En octobre 1972, Marceau Crespin, le numéro deux du ministère des sports, sape méchamment cet élan émancipateur. Il enjoint ses services à « ne pas aider, ni à plus forte raison patronner, les équipes de rugby féminin » car cette pratique présente « des dangers sur le plan physique et sur le plan moral ». Il accuse même les organisateurs de rencontres de rugby féminin de miser « sur une curiosité assez malsaine » et de procéder « à un racolage systématique ». Faute de reconnaissance officielle, le club des Violettes Bressanes, fondé en 1970, est condamné à la marginalité.
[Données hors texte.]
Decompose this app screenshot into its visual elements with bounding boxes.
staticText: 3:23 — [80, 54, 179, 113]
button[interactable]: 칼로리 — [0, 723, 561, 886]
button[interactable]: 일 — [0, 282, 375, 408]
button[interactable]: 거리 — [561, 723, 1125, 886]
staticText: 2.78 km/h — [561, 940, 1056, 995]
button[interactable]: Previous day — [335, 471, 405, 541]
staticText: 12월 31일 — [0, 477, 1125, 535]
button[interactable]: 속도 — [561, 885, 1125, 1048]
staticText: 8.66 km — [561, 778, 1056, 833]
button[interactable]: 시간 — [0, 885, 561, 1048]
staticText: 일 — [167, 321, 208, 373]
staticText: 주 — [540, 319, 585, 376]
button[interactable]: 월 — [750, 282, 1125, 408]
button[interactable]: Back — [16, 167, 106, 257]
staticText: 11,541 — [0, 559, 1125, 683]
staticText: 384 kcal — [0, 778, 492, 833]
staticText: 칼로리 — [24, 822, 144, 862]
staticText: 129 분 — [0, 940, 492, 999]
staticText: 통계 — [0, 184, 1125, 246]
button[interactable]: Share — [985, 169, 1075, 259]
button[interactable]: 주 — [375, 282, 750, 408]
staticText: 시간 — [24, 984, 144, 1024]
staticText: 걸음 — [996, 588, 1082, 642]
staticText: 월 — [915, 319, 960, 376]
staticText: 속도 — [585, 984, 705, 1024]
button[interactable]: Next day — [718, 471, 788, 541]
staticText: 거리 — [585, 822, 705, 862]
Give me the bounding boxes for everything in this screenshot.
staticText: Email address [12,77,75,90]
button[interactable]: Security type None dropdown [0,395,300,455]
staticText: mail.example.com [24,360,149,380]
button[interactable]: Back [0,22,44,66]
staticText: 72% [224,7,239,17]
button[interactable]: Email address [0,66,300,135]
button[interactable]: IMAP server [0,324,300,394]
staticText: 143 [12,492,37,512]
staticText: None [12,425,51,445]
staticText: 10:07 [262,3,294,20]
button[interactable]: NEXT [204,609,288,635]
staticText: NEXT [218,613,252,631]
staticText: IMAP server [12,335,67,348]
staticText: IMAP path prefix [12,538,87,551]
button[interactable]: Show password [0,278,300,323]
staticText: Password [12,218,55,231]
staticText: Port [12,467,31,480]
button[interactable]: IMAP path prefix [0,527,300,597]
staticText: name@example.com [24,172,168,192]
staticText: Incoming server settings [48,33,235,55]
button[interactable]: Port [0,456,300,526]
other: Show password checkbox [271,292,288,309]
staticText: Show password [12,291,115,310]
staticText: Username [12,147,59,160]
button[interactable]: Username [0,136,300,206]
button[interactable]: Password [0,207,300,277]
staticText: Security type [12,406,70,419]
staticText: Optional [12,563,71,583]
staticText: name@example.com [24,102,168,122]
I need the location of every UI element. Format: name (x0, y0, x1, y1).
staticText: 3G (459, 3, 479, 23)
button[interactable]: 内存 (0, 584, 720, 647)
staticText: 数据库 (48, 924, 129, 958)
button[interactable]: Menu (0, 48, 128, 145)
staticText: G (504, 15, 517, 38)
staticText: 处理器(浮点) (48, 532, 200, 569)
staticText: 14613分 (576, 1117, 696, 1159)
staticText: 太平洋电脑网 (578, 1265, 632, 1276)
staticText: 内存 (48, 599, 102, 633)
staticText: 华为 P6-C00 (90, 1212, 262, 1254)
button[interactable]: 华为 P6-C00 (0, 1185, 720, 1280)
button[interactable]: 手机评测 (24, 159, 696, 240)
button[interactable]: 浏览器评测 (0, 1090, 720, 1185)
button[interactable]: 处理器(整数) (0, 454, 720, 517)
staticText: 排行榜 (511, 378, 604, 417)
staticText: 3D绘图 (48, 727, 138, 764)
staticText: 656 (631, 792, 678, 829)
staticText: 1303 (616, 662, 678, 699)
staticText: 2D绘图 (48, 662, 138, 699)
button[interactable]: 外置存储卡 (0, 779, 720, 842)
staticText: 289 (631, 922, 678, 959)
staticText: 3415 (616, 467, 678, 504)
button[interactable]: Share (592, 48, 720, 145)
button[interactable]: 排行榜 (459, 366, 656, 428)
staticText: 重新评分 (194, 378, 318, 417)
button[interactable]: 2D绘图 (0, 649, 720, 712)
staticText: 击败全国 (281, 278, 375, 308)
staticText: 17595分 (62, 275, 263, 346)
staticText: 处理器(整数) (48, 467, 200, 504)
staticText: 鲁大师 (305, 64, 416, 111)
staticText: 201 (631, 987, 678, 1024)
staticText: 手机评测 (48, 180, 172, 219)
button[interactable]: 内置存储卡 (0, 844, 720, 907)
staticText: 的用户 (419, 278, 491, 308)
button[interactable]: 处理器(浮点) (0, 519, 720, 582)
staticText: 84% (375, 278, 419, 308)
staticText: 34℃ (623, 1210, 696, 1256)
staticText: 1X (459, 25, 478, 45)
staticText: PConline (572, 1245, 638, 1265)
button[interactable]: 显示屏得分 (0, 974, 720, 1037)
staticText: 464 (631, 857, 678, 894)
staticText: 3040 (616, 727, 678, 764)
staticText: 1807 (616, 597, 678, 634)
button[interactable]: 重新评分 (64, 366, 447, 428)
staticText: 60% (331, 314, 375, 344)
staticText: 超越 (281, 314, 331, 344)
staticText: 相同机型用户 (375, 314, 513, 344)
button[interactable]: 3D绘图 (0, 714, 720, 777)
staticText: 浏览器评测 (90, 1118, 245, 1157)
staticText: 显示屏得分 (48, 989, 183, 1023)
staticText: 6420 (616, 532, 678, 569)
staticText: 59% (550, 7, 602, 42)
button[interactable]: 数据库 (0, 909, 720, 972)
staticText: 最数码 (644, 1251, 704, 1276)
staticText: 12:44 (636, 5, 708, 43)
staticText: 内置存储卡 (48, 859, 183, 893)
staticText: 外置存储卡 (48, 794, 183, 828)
Ce qui ne décourage pas Andrée Forestier, devenue présidente, ni ses coéquipières. En Bresse, on ne fait pas grand cas de la circulaire Crespin. La municipalité soutient les joueuses. Le comité régional du Lyonnais ferme les yeux lorsque des arbitres viennent officier, malgré les interdictions de la FFR. En revanche, ailleurs, la plupart des clubs renonce face à l’hostilité ambiante. En 1978, ils ne sont plus que quatre pour une petite centaine de licenciées.


« Notre combat n’a pas été vain »

À cette époque, un homme plaide avec conviction la cause des sportives. Président des Violettes puis de l’AFRF à partir de 1974, Henri Fléchon s’engage dans un combat qui occupera les dernières années de sa vie. Il veut convaincre Albert Ferrasse, président de la FFR de 1968 à 1991, d’autoriser la pratique féminine du rugby. Ce lobbying finit par porter ses fruits. En 1979, un protocole d’assistance permet aux clubs masculins d’ouvrir une section féminine. Mais il faudra encore attendre dix ans, pour que le bastion masculin de l’ovalie tombe enfin le 4 juin 1989. Acceptées du bout des lèvres au sein de la Fédération, les femmes ont mis du temps à être prises au sérieux. Aujourd’hui, depuis le succès inattendu de la coupe du monde féminine organisée dans l’hexagone en 2014, l’équipe de France est de plus en plus médiatisée et performante. Même si le quotidien en club est encore souvent aléatoire et compliqué, les femmes ont gagné leur place sur le terrain. Après des décennies de rejet, de lutte et de débrouille, le rugby féminin n’est plus une sous-catégorie. Des femmes jouent au rugby, point. « Notre combat n’a pas été vain quand on voit où elles en sont », apprécie Andrée Forestier qui regrette quand même « d’être née trop tôt ». Installée à Auch, l’ancienne numéro 8 a été l’une des premières éducatrices d’école de rugby en France. Elle a notamment entraîné l’international Grégory Alldritt. Près de 60 ans plus tard, il reste peu de traces du 23 avril 1966, car personne ne s’est intéressé à cet évènement. À l’instar des débuts de la pratique féminine du rugby dont l’histoire est encore méconnue. Cette rencontre est pourtant considérée comme le point de départ de la pratique en France puisqu’elle a abouti à la création du premier club féminin, les Violettes Bressanes. Et toutes les pionnières que nous avons retrouvées évoquent avec bonheur cette expérience. « On a des souvenirs de matches, d’entrainements, de troisième mi-temps et surtout d’une ambiance extraordinaire. C’était des années assez joyeuses », s’enthousiasme Patricia Revol. Gaiement et modestement, Eliane, Maryse, Brigitte, Andrée et leurs amies ont bien contribué à écrire une page de l’histoire du sport et des droits des femmes.